Blythe walked to the window and looked out over the Park for a silent moment. Then he thrust his hand into his breast pocket, brought out a photograph, and handed it to her.
"I came upon the picture this morning in rummaging through my safe," he said to her.
Louise gazed puzzledly at the photograph. It was that of a tall, distinguished-looking man with silvered hair and mustache, dressed in white linen; he was shown standing on the porch of a squat, wide, comfortable-looking bungalow, the open space in front of which was a riot of tropical verdure.
Louise glanced up at Blythe, and her eyes filled.
"You must not think it odd that I did not give it to you before this," said Blythe, fighting a bit of a lump in his throat. "I've been spending at least two hours every day searching for it ever since—well, ever since I met you on the train," he admitted, his cheeks tingling with the confession.
"When was it taken? And is he so—so glorious-looking as this?" asked Louise, her enthusiasm over her father's photograph—the first she had ever seen of him, for her mother had resentfully destroyed the earlier ones—overcoming her hardly-maintained restraint.
Blythe sat down beside her and told her about the picture. He had gotten it from her father upon the occasion of his visit to Honolulu nearly three years before. Blythe had been summoned to California on some legal business, and, a bit run down from over work, he had made the six-day cruise down to Honolulu, partly for recuperation and partly to go over some affairs with George Treharne. Treharne had come from his plantations on the Island of Maui to meet him in Honolulu. Louise sat rapt for more than half an hour while Blythe answered her eager questions about her father. He had felt a delicacy about expanding on that subject so long as the girl was domiciled with her mother; now, however, that Louise had been literally forced to the severance of at least her constant propinquity to her mother, and, now, too, that he was her guardian in fact instead of in prospect, he felt at liberty to throw off that reserve; and he keenly enjoyed the absorption with which she listened to his account of her father, nearly every detail of which was absolutely new to her.

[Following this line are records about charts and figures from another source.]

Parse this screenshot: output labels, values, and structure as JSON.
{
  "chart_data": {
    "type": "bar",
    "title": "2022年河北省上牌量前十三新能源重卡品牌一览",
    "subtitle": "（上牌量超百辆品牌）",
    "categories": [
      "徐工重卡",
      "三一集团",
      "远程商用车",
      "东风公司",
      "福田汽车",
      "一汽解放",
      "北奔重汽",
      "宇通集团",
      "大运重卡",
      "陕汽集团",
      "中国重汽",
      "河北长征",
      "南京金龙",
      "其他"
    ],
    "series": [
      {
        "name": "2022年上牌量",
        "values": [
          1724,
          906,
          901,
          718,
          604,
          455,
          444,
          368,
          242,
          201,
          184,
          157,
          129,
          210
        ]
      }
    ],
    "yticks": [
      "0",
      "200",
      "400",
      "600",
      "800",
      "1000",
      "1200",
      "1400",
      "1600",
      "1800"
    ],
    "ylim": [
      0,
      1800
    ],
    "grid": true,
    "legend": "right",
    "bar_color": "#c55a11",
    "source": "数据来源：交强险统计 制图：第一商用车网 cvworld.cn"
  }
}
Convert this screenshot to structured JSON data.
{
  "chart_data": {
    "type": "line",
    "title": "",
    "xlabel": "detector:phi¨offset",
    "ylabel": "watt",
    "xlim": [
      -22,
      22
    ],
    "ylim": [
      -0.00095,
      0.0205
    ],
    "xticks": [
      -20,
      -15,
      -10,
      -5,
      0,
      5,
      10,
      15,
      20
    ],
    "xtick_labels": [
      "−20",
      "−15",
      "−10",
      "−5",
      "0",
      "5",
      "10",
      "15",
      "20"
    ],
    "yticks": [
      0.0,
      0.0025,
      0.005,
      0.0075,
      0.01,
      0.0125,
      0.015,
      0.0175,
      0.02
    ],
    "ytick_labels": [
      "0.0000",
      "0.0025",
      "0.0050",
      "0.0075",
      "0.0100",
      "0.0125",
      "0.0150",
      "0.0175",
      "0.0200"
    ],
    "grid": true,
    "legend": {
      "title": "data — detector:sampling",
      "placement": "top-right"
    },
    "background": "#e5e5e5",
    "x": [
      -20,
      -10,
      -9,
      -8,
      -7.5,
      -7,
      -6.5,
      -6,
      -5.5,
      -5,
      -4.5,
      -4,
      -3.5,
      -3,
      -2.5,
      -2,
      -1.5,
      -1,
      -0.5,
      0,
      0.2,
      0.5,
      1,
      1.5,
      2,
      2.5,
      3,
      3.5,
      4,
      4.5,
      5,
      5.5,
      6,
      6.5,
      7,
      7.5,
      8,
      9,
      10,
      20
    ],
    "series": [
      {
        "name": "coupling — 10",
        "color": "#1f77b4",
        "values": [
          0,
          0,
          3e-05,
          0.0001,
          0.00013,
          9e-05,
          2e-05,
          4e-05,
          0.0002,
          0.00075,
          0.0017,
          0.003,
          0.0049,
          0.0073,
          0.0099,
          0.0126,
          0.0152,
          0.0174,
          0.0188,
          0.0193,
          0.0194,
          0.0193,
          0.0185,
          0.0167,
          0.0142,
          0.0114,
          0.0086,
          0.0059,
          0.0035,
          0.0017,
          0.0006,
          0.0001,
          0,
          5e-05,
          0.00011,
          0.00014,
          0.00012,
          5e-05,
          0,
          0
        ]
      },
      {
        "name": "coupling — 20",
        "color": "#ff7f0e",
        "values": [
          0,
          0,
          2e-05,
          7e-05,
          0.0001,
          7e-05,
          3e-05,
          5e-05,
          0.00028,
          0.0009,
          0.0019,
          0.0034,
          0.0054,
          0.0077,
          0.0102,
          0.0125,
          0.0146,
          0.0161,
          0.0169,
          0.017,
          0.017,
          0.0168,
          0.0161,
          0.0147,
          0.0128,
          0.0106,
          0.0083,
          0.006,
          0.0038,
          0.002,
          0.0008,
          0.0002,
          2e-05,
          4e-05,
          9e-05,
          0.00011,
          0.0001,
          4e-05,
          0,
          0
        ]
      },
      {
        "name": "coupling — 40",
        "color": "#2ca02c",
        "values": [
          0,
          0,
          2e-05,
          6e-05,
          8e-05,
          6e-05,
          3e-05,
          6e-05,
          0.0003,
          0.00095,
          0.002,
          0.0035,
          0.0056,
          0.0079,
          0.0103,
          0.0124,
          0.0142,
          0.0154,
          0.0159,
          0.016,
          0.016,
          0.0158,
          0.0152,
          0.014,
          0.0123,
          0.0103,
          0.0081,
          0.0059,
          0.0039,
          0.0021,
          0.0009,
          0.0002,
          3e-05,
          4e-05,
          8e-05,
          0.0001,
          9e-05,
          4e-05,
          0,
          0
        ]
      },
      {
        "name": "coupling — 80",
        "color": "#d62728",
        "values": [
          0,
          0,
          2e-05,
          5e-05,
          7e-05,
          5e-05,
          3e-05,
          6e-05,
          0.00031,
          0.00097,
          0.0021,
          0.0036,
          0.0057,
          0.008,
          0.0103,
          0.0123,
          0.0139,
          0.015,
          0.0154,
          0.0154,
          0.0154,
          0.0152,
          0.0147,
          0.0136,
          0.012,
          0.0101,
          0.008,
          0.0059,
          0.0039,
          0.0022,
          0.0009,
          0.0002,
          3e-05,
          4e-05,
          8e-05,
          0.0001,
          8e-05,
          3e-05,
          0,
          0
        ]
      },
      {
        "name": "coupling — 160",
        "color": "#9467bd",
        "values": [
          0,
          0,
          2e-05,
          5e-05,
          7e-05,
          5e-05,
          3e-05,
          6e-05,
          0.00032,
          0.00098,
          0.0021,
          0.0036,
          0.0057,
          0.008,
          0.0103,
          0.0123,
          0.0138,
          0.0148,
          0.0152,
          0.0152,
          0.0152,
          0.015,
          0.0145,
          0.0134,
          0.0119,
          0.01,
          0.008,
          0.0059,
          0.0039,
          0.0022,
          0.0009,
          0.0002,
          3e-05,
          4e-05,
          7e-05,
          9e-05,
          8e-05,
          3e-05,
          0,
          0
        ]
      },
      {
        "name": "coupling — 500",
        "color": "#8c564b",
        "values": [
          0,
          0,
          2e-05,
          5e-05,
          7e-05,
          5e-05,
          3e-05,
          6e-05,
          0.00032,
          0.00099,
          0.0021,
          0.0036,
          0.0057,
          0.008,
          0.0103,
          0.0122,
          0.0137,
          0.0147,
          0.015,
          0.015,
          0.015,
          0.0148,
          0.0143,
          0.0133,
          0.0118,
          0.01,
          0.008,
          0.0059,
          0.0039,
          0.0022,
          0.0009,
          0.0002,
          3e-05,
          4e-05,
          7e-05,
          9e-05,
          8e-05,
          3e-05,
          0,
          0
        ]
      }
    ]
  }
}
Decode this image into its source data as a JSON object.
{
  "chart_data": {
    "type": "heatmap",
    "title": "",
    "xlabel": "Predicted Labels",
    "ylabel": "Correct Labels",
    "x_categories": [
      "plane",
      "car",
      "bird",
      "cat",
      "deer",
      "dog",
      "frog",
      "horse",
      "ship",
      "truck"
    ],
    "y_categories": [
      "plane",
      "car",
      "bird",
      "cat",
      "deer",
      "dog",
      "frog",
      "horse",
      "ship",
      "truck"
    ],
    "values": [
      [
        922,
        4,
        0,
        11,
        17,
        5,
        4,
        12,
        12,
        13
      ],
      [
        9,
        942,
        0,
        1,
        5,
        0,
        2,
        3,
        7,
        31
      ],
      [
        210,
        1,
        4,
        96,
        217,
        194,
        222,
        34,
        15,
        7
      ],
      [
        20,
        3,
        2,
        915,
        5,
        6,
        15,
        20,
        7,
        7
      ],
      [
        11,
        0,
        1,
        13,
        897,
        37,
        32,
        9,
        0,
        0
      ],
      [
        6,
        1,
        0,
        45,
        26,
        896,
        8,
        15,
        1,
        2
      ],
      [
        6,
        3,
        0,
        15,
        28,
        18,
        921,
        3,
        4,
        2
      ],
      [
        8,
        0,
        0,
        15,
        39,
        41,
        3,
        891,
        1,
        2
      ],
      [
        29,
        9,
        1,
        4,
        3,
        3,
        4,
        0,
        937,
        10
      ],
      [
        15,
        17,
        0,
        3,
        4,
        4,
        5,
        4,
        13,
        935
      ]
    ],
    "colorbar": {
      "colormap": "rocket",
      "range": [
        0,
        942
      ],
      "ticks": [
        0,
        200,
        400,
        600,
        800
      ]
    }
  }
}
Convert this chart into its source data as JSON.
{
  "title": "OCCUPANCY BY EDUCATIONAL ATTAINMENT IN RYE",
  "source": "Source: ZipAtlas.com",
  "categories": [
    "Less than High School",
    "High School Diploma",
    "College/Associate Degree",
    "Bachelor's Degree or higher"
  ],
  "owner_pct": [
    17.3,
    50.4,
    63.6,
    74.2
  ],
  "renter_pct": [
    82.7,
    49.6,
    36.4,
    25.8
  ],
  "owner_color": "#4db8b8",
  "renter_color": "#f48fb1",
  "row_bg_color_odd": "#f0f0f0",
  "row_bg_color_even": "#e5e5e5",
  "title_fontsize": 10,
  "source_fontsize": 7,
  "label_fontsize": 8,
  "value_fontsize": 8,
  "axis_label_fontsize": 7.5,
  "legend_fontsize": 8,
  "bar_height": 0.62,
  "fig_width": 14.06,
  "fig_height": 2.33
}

"How I should love to see him!" Louise exclaimed, sighing, when at length Blythe rose to leave.
"I am promising myself the intense satisfaction and pleasure of taking you to see him, Louise—some day," Blythe said, tacking on the last two words when he caught her scarlet flush. It was not until after he had spoken that he reflected that what he had said might easily be open to one very lucid and palpable interpretation; but that interpretation so fitted in with what he meant to encompass, all conditions being fair and equal, that he refused to stultify himself by modifying or withdrawing his words. And Louise's beauty was heightened when she flushed in that way, anyhow!
Laura, with the skillfully-assumed air of one who had been excessively busy, came in at that moment.